Um dos pontos turísticos mais desejados por quem vai à Serra do Tepequém, localizado no Município de Amajari, ao Norte de Roraima,  é a corredeira do Tilim do Gringo, que é um canal aberto entre as rochas feito por empresários de mineração belgas, que eram os donos do garimpo de Tepequém na década de 1950. A fenda foi aberta com dinamites e muito trabalho braçal dos garimpeiros contratados pela empresa belga.

 

Aqui é a entrada para o corredor aberto no meio da rocha para desviar o curso do rio

Tilim é o termo usado no garimpo amazônico para designar o canal por onde escorre a água com o rejeito do minério. A palavra vem do vocábulo de mineração inglês “tailing” (rejeito). O mais famoso tilim do Tepequém é o do Gringo. Para chegar lá é necessário um guia. O site Roraima de Fato recomenda que o turista procure a Pousada Platô do Tepequém para contatar um. É um dos passeios que exige esforço físico para uma caminhada de no mínimo  meia hora só de ida, se for seguindo o curso da água.

O Roraima de Fato optou por seguir a trilha do Igarapé do Cabo Sobral, que é uma das mais fáceis, sendo necessária uma caminhada percorrendo o curso da água, ora sobre a trilha na encosta, ora por dentro do leito do igarapé. Chega um momento em que só é possível caminhando pela água e o cascalho do leito do igarapé.

Fotos históricas mostram abertura do “Tilim do Gringo” por garimpeiros contratados por emprega belga, na década de 50

Não é recomendado ir sem guia nem em grupo pequeno, pois o local serve de trilha para porcos do mato (conhecido como “queixadas” ou “porcão”), que andam sempre em bando e podem estraçalhar as pessoas durante o ataque. Além disso, existem onças na região que estão sempre na trilha dos porcos para se alimentar.

Por todo o trajeto, peças dos maquinários do garimpo podem ser encontradas

Tomando as precauções necessárias, o passeio é um dos mais espetaculares não só pela exuberância da paisagem entre as serras, como também um laboratório a céu aberto para observar o estrago provocado pelo garimpo e a força da natureza para se recuperar.

Durante todo o percurso, o turista vai encontrar pedaços de garrafas de cachaça na areia (que era o “combustível” dos garimpeiros da época), rotores e pedaços de mangueiras das bombas de prospecção, além de outras peças dos maquinários que por décadas estão sendo arrastadas ou sendo encobertas lentamente pela enxurrada em tempo de inverno.

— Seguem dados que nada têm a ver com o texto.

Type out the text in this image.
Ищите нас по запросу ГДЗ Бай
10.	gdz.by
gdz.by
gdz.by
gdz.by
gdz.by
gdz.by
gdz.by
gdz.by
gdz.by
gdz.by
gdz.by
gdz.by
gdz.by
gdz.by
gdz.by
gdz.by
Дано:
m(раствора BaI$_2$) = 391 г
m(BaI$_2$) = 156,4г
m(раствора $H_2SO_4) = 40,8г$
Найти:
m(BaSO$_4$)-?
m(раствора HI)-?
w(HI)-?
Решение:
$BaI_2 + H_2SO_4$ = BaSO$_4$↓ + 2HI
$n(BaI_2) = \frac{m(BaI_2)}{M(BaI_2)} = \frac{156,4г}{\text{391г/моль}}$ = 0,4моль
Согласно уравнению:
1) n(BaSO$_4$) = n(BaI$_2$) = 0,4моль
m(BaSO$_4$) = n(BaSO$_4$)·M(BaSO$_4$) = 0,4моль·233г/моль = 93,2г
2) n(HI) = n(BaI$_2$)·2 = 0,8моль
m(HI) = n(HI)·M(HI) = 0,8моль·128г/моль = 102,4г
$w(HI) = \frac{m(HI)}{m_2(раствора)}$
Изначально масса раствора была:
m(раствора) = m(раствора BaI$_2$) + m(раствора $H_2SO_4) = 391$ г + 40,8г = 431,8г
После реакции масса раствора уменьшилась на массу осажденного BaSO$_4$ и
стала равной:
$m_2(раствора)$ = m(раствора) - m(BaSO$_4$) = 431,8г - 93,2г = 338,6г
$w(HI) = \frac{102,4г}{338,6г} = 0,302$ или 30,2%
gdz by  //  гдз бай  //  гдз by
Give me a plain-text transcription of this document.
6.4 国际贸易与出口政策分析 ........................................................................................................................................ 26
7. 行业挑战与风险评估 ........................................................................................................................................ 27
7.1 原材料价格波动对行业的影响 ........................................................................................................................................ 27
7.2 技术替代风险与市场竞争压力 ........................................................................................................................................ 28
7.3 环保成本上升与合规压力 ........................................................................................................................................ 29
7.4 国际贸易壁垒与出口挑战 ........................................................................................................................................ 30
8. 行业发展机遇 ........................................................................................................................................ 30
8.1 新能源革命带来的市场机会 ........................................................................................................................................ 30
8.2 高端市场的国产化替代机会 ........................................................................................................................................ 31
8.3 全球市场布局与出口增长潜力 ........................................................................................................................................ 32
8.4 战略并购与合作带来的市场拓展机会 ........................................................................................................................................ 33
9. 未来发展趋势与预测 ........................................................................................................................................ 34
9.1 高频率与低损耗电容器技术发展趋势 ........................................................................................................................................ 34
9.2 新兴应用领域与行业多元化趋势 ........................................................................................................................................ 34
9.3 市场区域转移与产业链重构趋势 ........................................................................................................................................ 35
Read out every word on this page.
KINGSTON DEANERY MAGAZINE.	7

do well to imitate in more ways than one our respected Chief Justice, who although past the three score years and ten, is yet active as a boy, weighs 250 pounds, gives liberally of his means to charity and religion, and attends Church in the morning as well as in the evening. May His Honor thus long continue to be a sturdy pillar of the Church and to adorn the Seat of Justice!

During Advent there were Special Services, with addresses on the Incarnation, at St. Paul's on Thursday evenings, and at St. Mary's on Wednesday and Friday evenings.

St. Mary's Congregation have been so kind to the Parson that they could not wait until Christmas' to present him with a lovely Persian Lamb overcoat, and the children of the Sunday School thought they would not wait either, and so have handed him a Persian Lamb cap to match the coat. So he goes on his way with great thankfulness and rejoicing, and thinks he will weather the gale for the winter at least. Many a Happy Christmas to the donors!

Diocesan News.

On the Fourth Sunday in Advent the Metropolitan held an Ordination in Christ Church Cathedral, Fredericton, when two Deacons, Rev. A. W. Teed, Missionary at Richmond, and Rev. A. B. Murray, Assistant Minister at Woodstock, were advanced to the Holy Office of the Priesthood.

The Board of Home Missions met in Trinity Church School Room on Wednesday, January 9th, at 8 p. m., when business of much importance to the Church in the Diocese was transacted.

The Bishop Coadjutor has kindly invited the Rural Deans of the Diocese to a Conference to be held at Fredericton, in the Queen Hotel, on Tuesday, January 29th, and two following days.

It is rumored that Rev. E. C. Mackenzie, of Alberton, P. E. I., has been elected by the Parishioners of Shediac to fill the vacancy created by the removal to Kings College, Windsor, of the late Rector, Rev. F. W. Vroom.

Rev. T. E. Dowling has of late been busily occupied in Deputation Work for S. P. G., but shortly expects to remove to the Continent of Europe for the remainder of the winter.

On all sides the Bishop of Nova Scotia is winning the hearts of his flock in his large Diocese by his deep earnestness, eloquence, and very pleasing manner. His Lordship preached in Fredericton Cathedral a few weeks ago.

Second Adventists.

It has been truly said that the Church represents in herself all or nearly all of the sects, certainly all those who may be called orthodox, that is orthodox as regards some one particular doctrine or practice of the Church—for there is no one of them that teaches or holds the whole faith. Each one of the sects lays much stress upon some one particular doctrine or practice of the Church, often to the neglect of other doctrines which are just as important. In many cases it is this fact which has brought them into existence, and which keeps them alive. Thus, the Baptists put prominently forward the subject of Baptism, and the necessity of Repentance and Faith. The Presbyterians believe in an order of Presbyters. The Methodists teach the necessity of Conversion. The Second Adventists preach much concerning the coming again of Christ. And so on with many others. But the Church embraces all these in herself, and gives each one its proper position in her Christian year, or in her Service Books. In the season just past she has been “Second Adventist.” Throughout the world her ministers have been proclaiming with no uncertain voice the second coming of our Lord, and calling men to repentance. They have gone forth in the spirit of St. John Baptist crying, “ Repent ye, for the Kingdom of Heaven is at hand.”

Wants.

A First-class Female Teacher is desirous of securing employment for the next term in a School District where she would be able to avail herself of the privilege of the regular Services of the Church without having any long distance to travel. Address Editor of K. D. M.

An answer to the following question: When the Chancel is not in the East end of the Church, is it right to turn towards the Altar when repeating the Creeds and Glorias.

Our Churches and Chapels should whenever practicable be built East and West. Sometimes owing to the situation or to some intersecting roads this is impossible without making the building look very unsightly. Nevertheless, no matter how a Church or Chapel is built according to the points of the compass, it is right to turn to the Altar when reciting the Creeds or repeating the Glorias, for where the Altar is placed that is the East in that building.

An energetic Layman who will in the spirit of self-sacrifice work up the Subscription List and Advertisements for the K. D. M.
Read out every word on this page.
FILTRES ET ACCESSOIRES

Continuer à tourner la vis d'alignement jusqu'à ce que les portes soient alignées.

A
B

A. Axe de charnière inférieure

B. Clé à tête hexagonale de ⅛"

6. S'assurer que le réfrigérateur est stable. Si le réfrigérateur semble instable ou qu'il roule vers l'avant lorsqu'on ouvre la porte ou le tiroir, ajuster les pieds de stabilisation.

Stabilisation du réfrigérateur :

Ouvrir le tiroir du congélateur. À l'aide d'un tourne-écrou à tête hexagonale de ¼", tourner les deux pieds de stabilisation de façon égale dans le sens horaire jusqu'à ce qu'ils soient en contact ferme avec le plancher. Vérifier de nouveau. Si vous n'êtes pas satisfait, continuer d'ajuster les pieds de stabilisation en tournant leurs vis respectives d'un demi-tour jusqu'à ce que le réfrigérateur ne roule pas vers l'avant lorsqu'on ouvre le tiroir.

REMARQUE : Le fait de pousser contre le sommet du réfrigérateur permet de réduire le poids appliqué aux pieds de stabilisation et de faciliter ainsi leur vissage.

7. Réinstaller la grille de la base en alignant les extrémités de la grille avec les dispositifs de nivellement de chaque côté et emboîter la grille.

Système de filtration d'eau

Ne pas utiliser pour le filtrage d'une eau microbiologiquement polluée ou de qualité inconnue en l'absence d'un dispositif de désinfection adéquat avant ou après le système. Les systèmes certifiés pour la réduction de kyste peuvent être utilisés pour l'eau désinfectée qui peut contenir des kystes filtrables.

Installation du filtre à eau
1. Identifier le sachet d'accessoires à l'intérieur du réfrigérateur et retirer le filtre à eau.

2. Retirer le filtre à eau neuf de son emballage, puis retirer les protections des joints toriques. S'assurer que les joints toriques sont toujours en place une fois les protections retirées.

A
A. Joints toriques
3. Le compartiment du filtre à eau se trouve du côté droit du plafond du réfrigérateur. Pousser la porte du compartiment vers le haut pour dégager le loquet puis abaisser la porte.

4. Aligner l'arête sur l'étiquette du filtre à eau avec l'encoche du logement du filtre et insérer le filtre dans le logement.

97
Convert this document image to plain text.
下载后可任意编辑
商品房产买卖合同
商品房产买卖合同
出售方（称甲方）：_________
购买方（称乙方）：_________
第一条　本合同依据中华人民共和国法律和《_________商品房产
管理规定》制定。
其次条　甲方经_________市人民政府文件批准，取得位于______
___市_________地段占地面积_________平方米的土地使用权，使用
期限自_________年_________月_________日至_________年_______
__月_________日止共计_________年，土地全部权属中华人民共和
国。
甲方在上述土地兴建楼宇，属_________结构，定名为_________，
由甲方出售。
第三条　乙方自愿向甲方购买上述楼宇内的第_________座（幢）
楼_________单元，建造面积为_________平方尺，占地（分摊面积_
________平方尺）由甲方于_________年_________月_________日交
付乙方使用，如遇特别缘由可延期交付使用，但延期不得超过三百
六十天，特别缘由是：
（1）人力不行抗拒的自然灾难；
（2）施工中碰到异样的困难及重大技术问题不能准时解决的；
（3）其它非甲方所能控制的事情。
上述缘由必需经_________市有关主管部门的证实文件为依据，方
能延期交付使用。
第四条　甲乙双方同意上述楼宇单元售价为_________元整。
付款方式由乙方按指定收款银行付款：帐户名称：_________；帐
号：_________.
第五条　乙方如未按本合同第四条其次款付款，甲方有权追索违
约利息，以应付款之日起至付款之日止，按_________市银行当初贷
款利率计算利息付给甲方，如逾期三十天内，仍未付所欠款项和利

Rastros do garimpo do passado estão por todos os lados

A erosão provocada pela garimpagem pode ser vista também durante todo o trajeto, além de cascalhos e areias removidos, que formam dunas. Como ali tudo foi revirado no auge do garimpo, é preciso ter cuidado ao andar pelo leito do rio, pois em alguns locais formaram-se verdadeiros atoleiros com a mistura de areia e cascalho, que mais se parecem com areia movediça, que “engolem” as pessoas até próximo da cintura.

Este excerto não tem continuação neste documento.